The 100th Foot became the 1st Battalion Prince of Wales Leinster Regiment (Royal Canadians) and the use of the 'Royal' in the title meant that it could not be paired or amalgamated with an Infantry Regiment with a lower number. The numbers 101 to 109 had been assigned to the former Regiments of the East India Company, so the choice was which one?

Of the old East India Company Regiments there existed already a fierce loyalty toward each other, and the fact that the 109th was born of the 3rd Bombay European Regiment, which was itself born out of the 1st and 2nd Bombay, the 109th were hoping to link with the 103rd (Bombay) Fusiliers, itself born from the 1st Bombay Europeans. This appears to be so logical that it was never understood why it was refused outright and two Regiments with no connection became joined at the hip. However as many ex soldiers and other servicemen will know, it was only a matter of time before the two unfamiliar Regiments of 100 and 109 settled down as the 1st and 2nd Battalion of the Leinster Regiment, sure in the knowledge that each had its own unique history, and that now was time to forge history anew as battalions of the Prince of Wales Leinster Regiment (Royal Canadians).

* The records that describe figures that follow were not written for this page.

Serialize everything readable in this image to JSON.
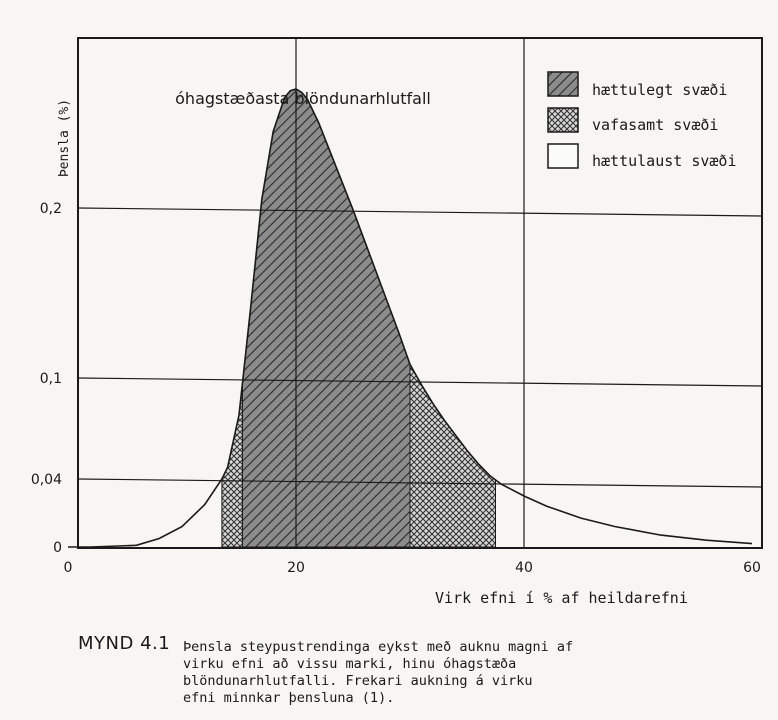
{
  "chart_data": {
    "type": "area",
    "ylabel": "Þensla (%)",
    "xlabel": "Virk efni í % af heildarefni",
    "annotation": "óhagstæðasta blöndunarhlutfall",
    "xlim": [
      0,
      60
    ],
    "ylim": [
      0,
      0.3
    ],
    "x_ticks": [
      {
        "value": 0,
        "label": "0"
      },
      {
        "value": 20,
        "label": "20"
      },
      {
        "value": 40,
        "label": "40"
      },
      {
        "value": 60,
        "label": "60"
      }
    ],
    "y_ticks": [
      {
        "value": 0,
        "label": "0"
      },
      {
        "value": 0.04,
        "label": "0,04"
      },
      {
        "value": 0.1,
        "label": "0,1"
      },
      {
        "value": 0.2,
        "label": "0,2"
      }
    ],
    "grid": true,
    "legend_position": "top-right",
    "curve": {
      "x": [
        2,
        6,
        8,
        10,
        12,
        13.5,
        14,
        15,
        16,
        17,
        18,
        19,
        19.5,
        20,
        20.5,
        21,
        22,
        23,
        24,
        25,
        26,
        27,
        28,
        29,
        30,
        31,
        32,
        33,
        34,
        35,
        36,
        37,
        38,
        40,
        42,
        45,
        48,
        52,
        56,
        60
      ],
      "y": [
        0.0,
        0.001,
        0.005,
        0.012,
        0.025,
        0.04,
        0.047,
        0.078,
        0.14,
        0.205,
        0.245,
        0.265,
        0.269,
        0.27,
        0.268,
        0.264,
        0.25,
        0.233,
        0.216,
        0.199,
        0.181,
        0.163,
        0.145,
        0.127,
        0.108,
        0.096,
        0.085,
        0.075,
        0.066,
        0.057,
        0.049,
        0.042,
        0.037,
        0.03,
        0.024,
        0.017,
        0.012,
        0.007,
        0.004,
        0.002
      ]
    },
    "regions": [
      {
        "name": "hættulegt svæði",
        "pattern": "hatched",
        "x_from": 15.3,
        "x_to": 30
      },
      {
        "name": "vafasamt svæði",
        "pattern": "cross-hatched",
        "x_from": 13.5,
        "x_to": 15.3
      },
      {
        "name": "vafasamt svæði",
        "pattern": "cross-hatched",
        "x_from": 30,
        "x_to": 37.5
      },
      {
        "name": "hættulaust svæði",
        "pattern": "blank",
        "x_from": 0,
        "x_to": 60
      }
    ],
    "legend": [
      {
        "label": "hættulegt svæði",
        "pattern": "hatched"
      },
      {
        "label": "vafasamt svæði",
        "pattern": "cross-hatched"
      },
      {
        "label": "hættulaust svæði",
        "pattern": "blank"
      }
    ],
    "colors": {
      "ink": "#1a1a1a",
      "paper": "#f7f6f3",
      "fill_dark": "#8a8a8a"
    }
  },
  "caption": {
    "label": "MYND 4.1",
    "text": "Þensla steypustrendinga eykst með auknu magni af\nvirku efni að vissu   marki, hinu óhagstæða\nblöndunarhlutfalli.  Frekari aukning á virku\nefni minnkar þensluna (1)."
  }
}
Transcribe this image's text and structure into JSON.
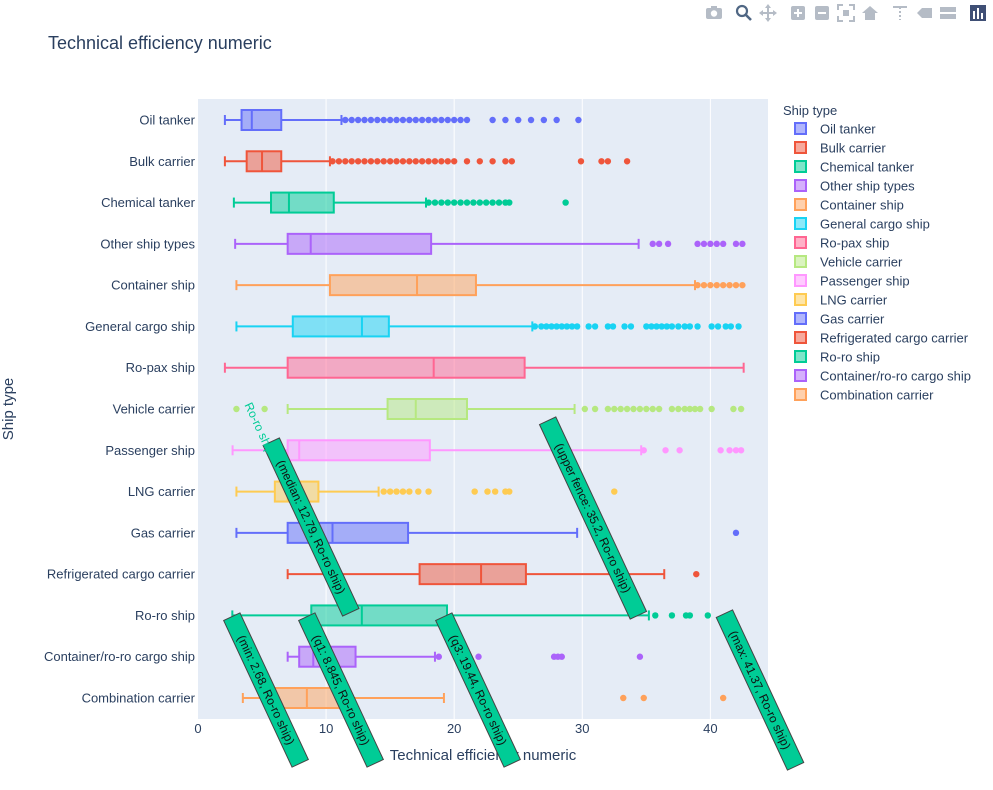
{
  "toolbar": {
    "buttons": [
      {
        "name": "camera-icon",
        "group": 0
      },
      {
        "name": "zoom-icon",
        "group": 1,
        "active": true
      },
      {
        "name": "pan-icon",
        "group": 1
      },
      {
        "name": "zoom-in-icon",
        "group": 2
      },
      {
        "name": "zoom-out-icon",
        "group": 2
      },
      {
        "name": "autoscale-icon",
        "group": 2
      },
      {
        "name": "home-icon",
        "group": 2
      },
      {
        "name": "spike-lines-icon",
        "group": 3
      },
      {
        "name": "hover-closest-icon",
        "group": 3
      },
      {
        "name": "hover-compare-icon",
        "group": 3
      },
      {
        "name": "plotly-logo-icon",
        "group": 4
      }
    ]
  },
  "chart_data": {
    "type": "box",
    "orientation": "horizontal",
    "title": "Technical efficiency numeric",
    "xlabel": "Technical efficiency numeric",
    "ylabel": "Ship type",
    "xlim": [
      0,
      44.5
    ],
    "xticks": [
      0,
      10,
      20,
      30,
      40
    ],
    "grid": true,
    "legend": {
      "title": "Ship type",
      "placement": "right"
    },
    "series": [
      {
        "name": "Oil tanker",
        "color": "#636efa",
        "min": 2.1,
        "q1": 3.4,
        "median": 4.2,
        "q3": 6.5,
        "max": 11.2,
        "outliers": [
          11.5,
          12,
          12.5,
          13,
          13.5,
          14,
          14.5,
          15,
          15.5,
          16,
          16.5,
          17,
          17.5,
          18,
          18.5,
          19,
          19.5,
          20,
          20.5,
          21,
          23,
          24,
          25,
          26,
          27,
          28,
          29.7
        ]
      },
      {
        "name": "Bulk carrier",
        "color": "#EF553B",
        "min": 2.1,
        "q1": 3.8,
        "median": 5.0,
        "q3": 6.5,
        "max": 10.3,
        "outliers": [
          10.5,
          11,
          11.5,
          12,
          12.5,
          13,
          13.5,
          14,
          14.5,
          15,
          15.5,
          16,
          16.5,
          17,
          17.5,
          18,
          18.5,
          19,
          19.5,
          20,
          21,
          22,
          23,
          24,
          24.5,
          29.9,
          31.5,
          32,
          33.5
        ]
      },
      {
        "name": "Chemical tanker",
        "color": "#00cc96",
        "min": 2.8,
        "q1": 5.7,
        "median": 7.1,
        "q3": 10.6,
        "max": 17.8,
        "outliers": [
          18,
          18.5,
          19,
          19.5,
          20,
          20.5,
          21,
          21.5,
          22,
          22.5,
          23,
          23.5,
          24,
          24.3,
          28.7
        ]
      },
      {
        "name": "Other ship types",
        "color": "#ab63fa",
        "min": 2.9,
        "q1": 7.0,
        "median": 8.8,
        "q3": 18.2,
        "max": 34.4,
        "outliers": [
          35.5,
          36,
          36.7,
          39,
          39.5,
          40,
          40.5,
          41,
          42,
          42.5
        ]
      },
      {
        "name": "Container ship",
        "color": "#FFA15A",
        "min": 3.0,
        "q1": 10.3,
        "median": 17.1,
        "q3": 21.7,
        "max": 38.8,
        "outliers": [
          39,
          39.5,
          40,
          40.5,
          41,
          41.5,
          42,
          42.5
        ]
      },
      {
        "name": "General cargo ship",
        "color": "#19d3f3",
        "min": 3.0,
        "q1": 7.4,
        "median": 12.8,
        "q3": 14.9,
        "max": 26.1,
        "outliers": [
          26.3,
          26.8,
          27.2,
          27.6,
          28,
          28.4,
          28.8,
          29.2,
          29.6,
          30.5,
          31,
          32,
          32.4,
          33.3,
          33.8,
          35,
          35.4,
          35.8,
          36.2,
          36.6,
          37,
          37.5,
          38,
          38.4,
          39,
          40.1,
          40.6,
          41.2,
          41.6,
          42.2
        ]
      },
      {
        "name": "Ro-pax ship",
        "color": "#FF6692",
        "min": 2.1,
        "q1": 7.0,
        "median": 18.4,
        "q3": 25.5,
        "max": 42.6,
        "outliers": []
      },
      {
        "name": "Vehicle carrier",
        "color": "#B6E880",
        "min": 7.0,
        "q1": 14.8,
        "median": 17.0,
        "q3": 21.0,
        "max": 29.4,
        "outliers": [
          3.0,
          5.2,
          30.2,
          31,
          32,
          32.5,
          33,
          33.5,
          34,
          34.5,
          35,
          35.5,
          36,
          37,
          37.5,
          38,
          38.4,
          38.8,
          39.2,
          40.1,
          41.8,
          42.4
        ]
      },
      {
        "name": "Passenger ship",
        "color": "#FF97FF",
        "min": 2.7,
        "q1": 7.0,
        "median": 7.9,
        "q3": 18.1,
        "max": 34.6,
        "outliers": [
          34.8,
          36.5,
          37.6,
          40.8,
          41.5,
          42,
          42.4
        ]
      },
      {
        "name": "LNG carrier",
        "color": "#FECB52",
        "min": 3.0,
        "q1": 6.0,
        "median": 7.0,
        "q3": 9.4,
        "max": 14.1,
        "outliers": [
          14.5,
          15,
          15.5,
          16,
          16.5,
          17.2,
          18,
          21.6,
          22.6,
          23.2,
          24,
          24.3,
          32.5
        ]
      },
      {
        "name": "Gas carrier",
        "color": "#636efa",
        "min": 3.0,
        "q1": 7.0,
        "median": 10.5,
        "q3": 16.4,
        "max": 29.6,
        "outliers": [
          42.0
        ]
      },
      {
        "name": "Refrigerated cargo carrier",
        "color": "#EF553B",
        "min": 7.0,
        "q1": 17.3,
        "median": 22.1,
        "q3": 25.6,
        "max": 36.4,
        "outliers": [
          38.9
        ]
      },
      {
        "name": "Ro-ro ship",
        "color": "#00cc96",
        "min": 2.68,
        "q1": 8.845,
        "median": 12.79,
        "q3": 19.44,
        "max": 35.2,
        "outliers": [
          35.7,
          37,
          38.1,
          38.4,
          39.8,
          41.37
        ]
      },
      {
        "name": "Container/ro-ro cargo ship",
        "color": "#ab63fa",
        "min": 7.0,
        "q1": 7.9,
        "median": 9.0,
        "q3": 12.3,
        "max": 18.5,
        "outliers": [
          18.8,
          21.1,
          21.9,
          27.8,
          28.1,
          28.4,
          34.5
        ]
      },
      {
        "name": "Combination carrier",
        "color": "#FFA15A",
        "min": 3.5,
        "q1": 5.9,
        "median": 8.5,
        "q3": 11.1,
        "max": 19.2,
        "outliers": [
          33.2,
          34.8,
          41.0
        ]
      }
    ],
    "hover": {
      "series": "Ro-ro ship",
      "labels": [
        {
          "key": "min",
          "value": 2.68,
          "text": "(min: 2.68, Ro-ro ship)"
        },
        {
          "key": "q1",
          "value": 8.845,
          "text": "(q1: 8.845, Ro-ro ship)"
        },
        {
          "key": "median",
          "value": 12.79,
          "text": "(median: 12.79, Ro-ro ship)"
        },
        {
          "key": "q3",
          "value": 19.44,
          "text": "(q3: 19.44, Ro-ro ship)"
        },
        {
          "key": "upper_fence",
          "value": 35.2,
          "text": "(upper fence: 35.2, Ro-ro ship)"
        },
        {
          "key": "max",
          "value": 41.37,
          "text": "(max: 41.37, Ro-ro ship)"
        }
      ],
      "axis_label": "Ro-ro ship"
    }
  }
}
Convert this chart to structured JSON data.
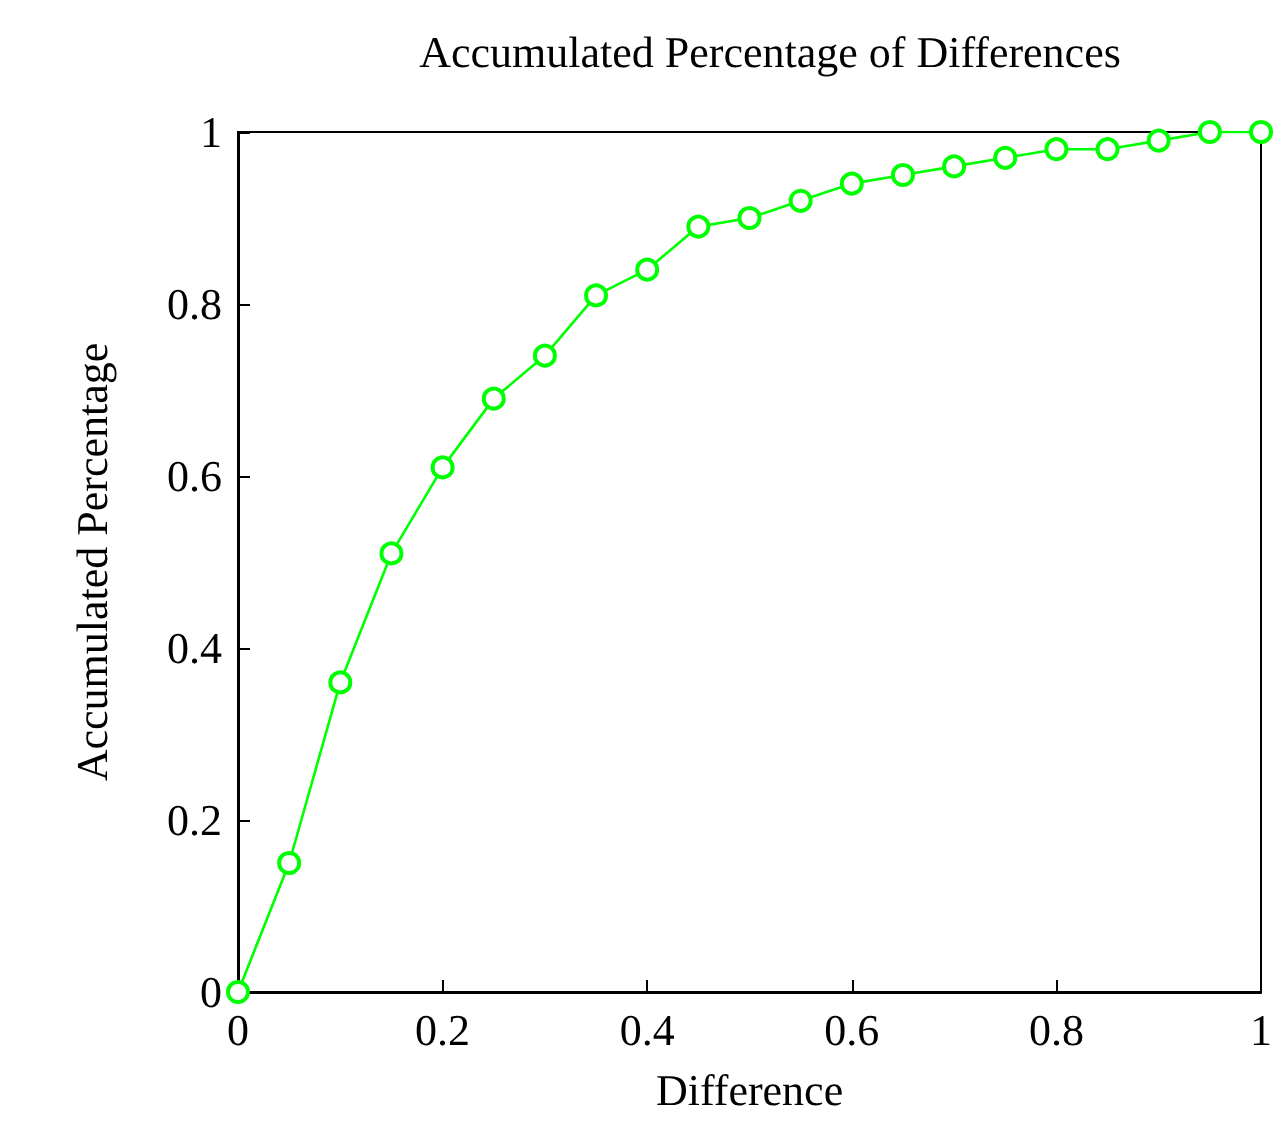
{
  "chart_data": {
    "type": "line",
    "title": "Accumulated Percentage of Differences",
    "xlabel": "Difference",
    "ylabel": "Accumulated Percentage",
    "x": [
      0,
      0.05,
      0.1,
      0.15,
      0.2,
      0.25,
      0.3,
      0.35,
      0.4,
      0.45,
      0.5,
      0.55,
      0.6,
      0.65,
      0.7,
      0.75,
      0.8,
      0.85,
      0.9,
      0.95,
      1
    ],
    "series": [
      {
        "color": "#00ff00",
        "values": [
          0,
          0.15,
          0.36,
          0.51,
          0.61,
          0.69,
          0.74,
          0.81,
          0.84,
          0.89,
          0.9,
          0.92,
          0.94,
          0.95,
          0.96,
          0.97,
          0.98,
          0.98,
          0.99,
          1,
          1
        ]
      }
    ],
    "xlim": [
      0,
      1
    ],
    "ylim": [
      0,
      1
    ],
    "xticks": [
      0,
      0.2,
      0.4,
      0.6,
      0.8,
      1
    ],
    "yticks": [
      0,
      0.2,
      0.4,
      0.6,
      0.8,
      1
    ],
    "grid": false,
    "marker": "circle",
    "line_style": "solid"
  }
}
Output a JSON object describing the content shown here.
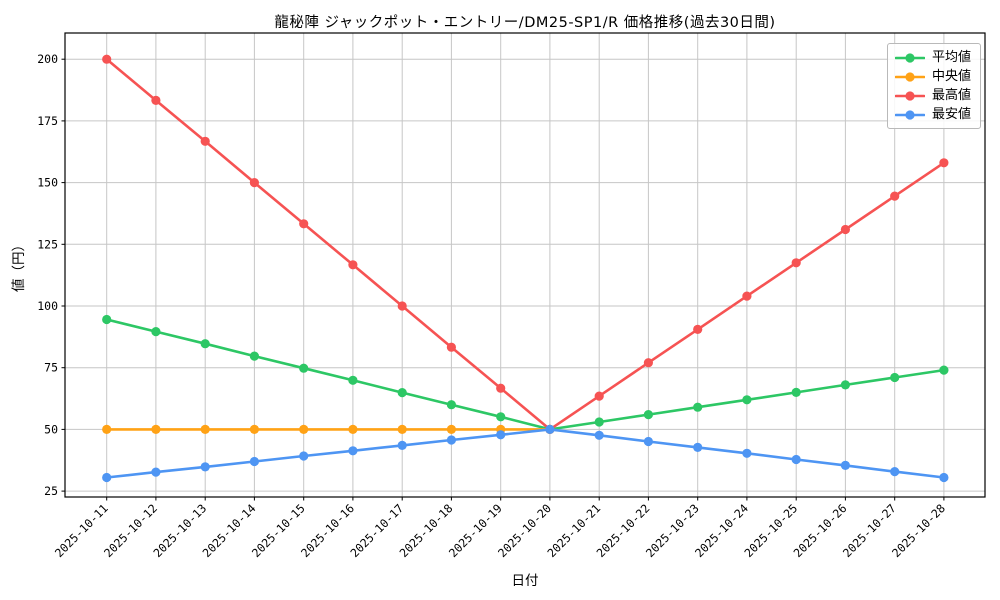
{
  "chart_data": {
    "type": "line",
    "title": "龍秘陣 ジャックポット・エントリー/DM25-SP1/R 価格推移(過去30日間)",
    "xlabel": "日付",
    "ylabel": "値（円）",
    "categories": [
      "2025-10-11",
      "2025-10-12",
      "2025-10-13",
      "2025-10-14",
      "2025-10-15",
      "2025-10-16",
      "2025-10-17",
      "2025-10-18",
      "2025-10-19",
      "2025-10-20",
      "2025-10-21",
      "2025-10-22",
      "2025-10-23",
      "2025-10-24",
      "2025-10-25",
      "2025-10-26",
      "2025-10-27",
      "2025-10-28"
    ],
    "series": [
      {
        "key": "average",
        "name": "平均値",
        "color": "#2dc765",
        "values": [
          94.5,
          89.6,
          84.7,
          79.7,
          74.8,
          69.9,
          64.9,
          60,
          55.1,
          50,
          53,
          56,
          59,
          62,
          65,
          68,
          71,
          74
        ]
      },
      {
        "key": "median",
        "name": "中央値",
        "color": "#ffa216",
        "values": [
          50,
          50,
          50,
          50,
          50,
          50,
          50,
          50,
          50,
          50,
          null,
          null,
          null,
          null,
          null,
          null,
          null,
          null
        ]
      },
      {
        "key": "max",
        "name": "最高値",
        "color": "#f65353",
        "values": [
          200,
          183.3,
          166.7,
          150,
          133.3,
          116.7,
          100,
          83.3,
          66.7,
          50,
          63.5,
          77,
          90.5,
          104,
          117.5,
          131,
          144.5,
          158
        ]
      },
      {
        "key": "min",
        "name": "最安値",
        "color": "#4e95f3",
        "values": [
          30.5,
          32.7,
          34.8,
          37,
          39.2,
          41.3,
          43.5,
          45.7,
          47.8,
          50,
          47.6,
          45.1,
          42.7,
          40.3,
          37.8,
          35.4,
          32.9,
          30.5
        ]
      }
    ],
    "yticks": [
      25,
      50,
      75,
      100,
      125,
      150,
      175,
      200
    ],
    "ylim": [
      22.6,
      210.6
    ],
    "grid": true,
    "legend_position": "upper-right"
  },
  "style": {
    "grid_color": "#c6c6c6",
    "spine_color": "#000000",
    "background": "#ffffff",
    "text_color": "#000000"
  }
}
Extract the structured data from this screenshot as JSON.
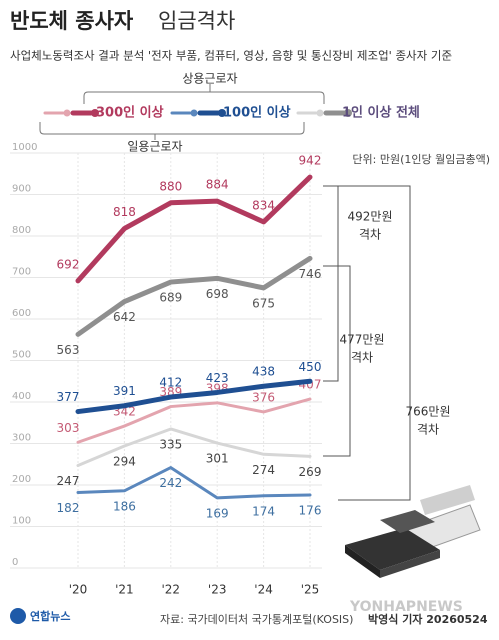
{
  "chart_data": {
    "type": "line",
    "title": "반도체 종사자",
    "title_suffix": "임금격차",
    "subtitle": "사업체노동력조사 결과 분석 '전자 부품, 컴퓨터, 영상, 음향 및 통신장비 제조업' 종사자 기준",
    "unit_note": "단위: 만원(1인당 월임금총액)",
    "worker_types": [
      "상용근로자",
      "일용근로자"
    ],
    "categories": [
      "'20",
      "'21",
      "'22",
      "'23",
      "'24",
      "'25"
    ],
    "series": [
      {
        "name": "300인 이상",
        "color": "#b23a5e",
        "values": [
          692,
          818,
          880,
          884,
          834,
          942
        ],
        "daily_color": "#e3a4ae",
        "daily_values": [
          303,
          342,
          389,
          398,
          376,
          407
        ]
      },
      {
        "name": "100인 이상",
        "color": "#1f4f92",
        "values": [
          377,
          391,
          412,
          423,
          438,
          450
        ],
        "daily_color": "#5a87bd",
        "daily_values": [
          182,
          186,
          242,
          169,
          174,
          176
        ]
      },
      {
        "name": "1인 이상 전체",
        "color": "#8f8f8f",
        "values": [
          563,
          642,
          689,
          698,
          675,
          746
        ],
        "daily_color": "#d6d6d6",
        "daily_values": [
          247,
          294,
          335,
          301,
          274,
          269
        ]
      }
    ],
    "ylim": [
      0,
      1000
    ],
    "yticks": [
      0,
      100,
      200,
      300,
      400,
      500,
      600,
      700,
      800,
      900,
      1000
    ],
    "grid": true,
    "annotations": [
      [
        "492만원",
        "격차"
      ],
      [
        "477만원",
        "격차"
      ],
      [
        "766만원",
        "격차"
      ]
    ],
    "source": "자료: 국가데이터처 국가통계포털(KOSIS)",
    "credit": "박영식 기자 20260524",
    "logo": "연합뉴스",
    "watermark": "YONHAPNEWS"
  }
}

The same army reforms also impacted the volunteer militia. The responsibility for the militia was changed in 1871 from the Lord-Lieutenants' of Counties to direct administration by the Crown. The reforms of 1881 now aligned the militia units with the newly created regiments, and thus the militia units of King's County, Queen's County and Royal Meath became the 3rd, 4th and 5th Battalions of the Leinsters. The emblem of the new Regiment was the plume of  the Prince of Wales and the maple leaves of Canada (from the 100th) and the laurel wreath and Battle Honour "Central India" (from the 109th) 

Regimental strength was nineteen officers, Forty-two Sergeants, forty-nine Corporals, fifteen Drummers and Four-hundred and fifty-six Privates.